Several of the less-known films in the Collection are fascinating for the light they put on Hollywood in the 1950s, the society reflected in those movies and, sometimes, Newman’s unexpected scope. He isn’t usually remembered as a comedian, but was game in Rally ‘Round the Flag, Boys (1958), a good-natured romp poking gentle fun at mindless patriots, civic boosters and suburbia. Newman plays it bedroom-farce light, toying with infidelity in the dream houses of the upper middle class and the unhappiness stirring beneath the placid surface of an America about to explode into the ‘60s.

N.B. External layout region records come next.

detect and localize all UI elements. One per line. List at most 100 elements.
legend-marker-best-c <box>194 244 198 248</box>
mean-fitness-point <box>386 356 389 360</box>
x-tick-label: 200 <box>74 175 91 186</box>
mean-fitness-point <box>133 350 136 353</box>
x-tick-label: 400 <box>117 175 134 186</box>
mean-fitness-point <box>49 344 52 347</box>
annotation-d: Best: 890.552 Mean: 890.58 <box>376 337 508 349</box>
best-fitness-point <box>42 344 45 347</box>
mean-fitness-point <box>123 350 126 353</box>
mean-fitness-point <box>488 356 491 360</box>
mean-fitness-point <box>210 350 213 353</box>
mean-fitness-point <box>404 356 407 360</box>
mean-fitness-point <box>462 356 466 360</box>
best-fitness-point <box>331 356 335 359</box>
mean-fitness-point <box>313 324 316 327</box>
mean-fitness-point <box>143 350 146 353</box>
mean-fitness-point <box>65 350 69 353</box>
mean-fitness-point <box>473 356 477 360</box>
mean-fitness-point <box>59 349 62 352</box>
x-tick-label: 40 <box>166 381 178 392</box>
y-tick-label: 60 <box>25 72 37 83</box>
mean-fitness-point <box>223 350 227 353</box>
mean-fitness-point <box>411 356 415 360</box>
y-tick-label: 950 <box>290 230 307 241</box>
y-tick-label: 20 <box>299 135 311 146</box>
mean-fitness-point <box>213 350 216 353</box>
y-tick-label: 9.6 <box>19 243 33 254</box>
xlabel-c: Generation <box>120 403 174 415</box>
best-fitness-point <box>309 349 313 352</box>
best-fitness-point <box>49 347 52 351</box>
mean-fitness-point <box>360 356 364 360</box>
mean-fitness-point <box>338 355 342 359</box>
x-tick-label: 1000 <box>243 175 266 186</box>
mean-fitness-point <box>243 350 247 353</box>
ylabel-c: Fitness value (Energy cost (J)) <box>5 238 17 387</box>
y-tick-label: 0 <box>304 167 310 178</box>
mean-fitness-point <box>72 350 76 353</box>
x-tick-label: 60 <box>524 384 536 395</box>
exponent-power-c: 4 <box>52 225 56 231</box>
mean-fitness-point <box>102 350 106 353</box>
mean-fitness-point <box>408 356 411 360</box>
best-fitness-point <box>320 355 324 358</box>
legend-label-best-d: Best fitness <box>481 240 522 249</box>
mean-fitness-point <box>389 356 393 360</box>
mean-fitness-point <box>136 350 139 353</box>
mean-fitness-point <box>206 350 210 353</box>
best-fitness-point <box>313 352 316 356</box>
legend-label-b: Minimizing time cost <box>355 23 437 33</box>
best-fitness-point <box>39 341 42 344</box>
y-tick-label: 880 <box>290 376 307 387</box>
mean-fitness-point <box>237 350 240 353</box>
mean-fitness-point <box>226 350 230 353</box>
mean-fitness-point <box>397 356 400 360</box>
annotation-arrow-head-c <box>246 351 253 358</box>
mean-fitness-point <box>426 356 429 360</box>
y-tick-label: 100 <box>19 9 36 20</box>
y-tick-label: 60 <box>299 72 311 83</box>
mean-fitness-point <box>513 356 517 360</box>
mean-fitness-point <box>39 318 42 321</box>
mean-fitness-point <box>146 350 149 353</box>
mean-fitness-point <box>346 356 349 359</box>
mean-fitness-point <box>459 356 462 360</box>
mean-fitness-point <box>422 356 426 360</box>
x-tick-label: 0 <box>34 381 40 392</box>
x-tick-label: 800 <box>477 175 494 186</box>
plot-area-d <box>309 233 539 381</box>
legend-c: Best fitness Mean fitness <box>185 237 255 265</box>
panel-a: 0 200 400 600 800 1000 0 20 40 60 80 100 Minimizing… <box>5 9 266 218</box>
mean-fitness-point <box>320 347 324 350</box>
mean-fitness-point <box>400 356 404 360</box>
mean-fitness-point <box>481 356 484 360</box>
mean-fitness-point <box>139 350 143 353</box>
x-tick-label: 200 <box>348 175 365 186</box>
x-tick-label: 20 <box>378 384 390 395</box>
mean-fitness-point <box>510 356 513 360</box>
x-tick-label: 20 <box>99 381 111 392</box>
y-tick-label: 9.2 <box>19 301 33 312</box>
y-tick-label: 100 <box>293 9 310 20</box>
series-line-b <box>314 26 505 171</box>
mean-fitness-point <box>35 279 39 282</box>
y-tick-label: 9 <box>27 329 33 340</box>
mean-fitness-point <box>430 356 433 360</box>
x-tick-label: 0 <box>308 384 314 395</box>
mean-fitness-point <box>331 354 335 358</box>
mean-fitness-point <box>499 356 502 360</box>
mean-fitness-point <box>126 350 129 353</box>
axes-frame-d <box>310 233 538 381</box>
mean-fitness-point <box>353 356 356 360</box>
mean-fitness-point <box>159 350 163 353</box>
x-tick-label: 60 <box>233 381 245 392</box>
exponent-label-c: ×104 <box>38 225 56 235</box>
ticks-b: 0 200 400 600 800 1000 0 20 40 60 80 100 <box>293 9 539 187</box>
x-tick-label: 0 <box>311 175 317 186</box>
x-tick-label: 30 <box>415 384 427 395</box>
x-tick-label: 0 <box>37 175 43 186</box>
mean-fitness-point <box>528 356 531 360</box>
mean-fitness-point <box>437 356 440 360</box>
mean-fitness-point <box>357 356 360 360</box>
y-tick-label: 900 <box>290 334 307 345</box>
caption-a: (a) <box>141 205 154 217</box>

Many of those same themes were turned into drama, even melodrama, in From the Terrace (1958). Although directed Ernest Lehman, From the Terrace was at one with the lush films from the period by Douglas Sirk (All That Heaven Allows). Exquisitely filmed in DeLuxe color with a Romantic neo-classical score by Elmer Bernstein, From the Terrace is the story of a young man resentful of the privilege he was born to, yet seduced by the American ideology of material success. The role was ideal for Newman, gazing at his morally compromised world with the cold reserve of those striking blue eyes and the quiet defiance of a man who was just too cool to play the game indefinitely. Frank for its time in sexuality and language (“slut” was a word seldom spoken on screen before then), the view From the Terrace is of a society of hollow men and women, occasionally redeemed by the unexpected fluorescence of genuine love.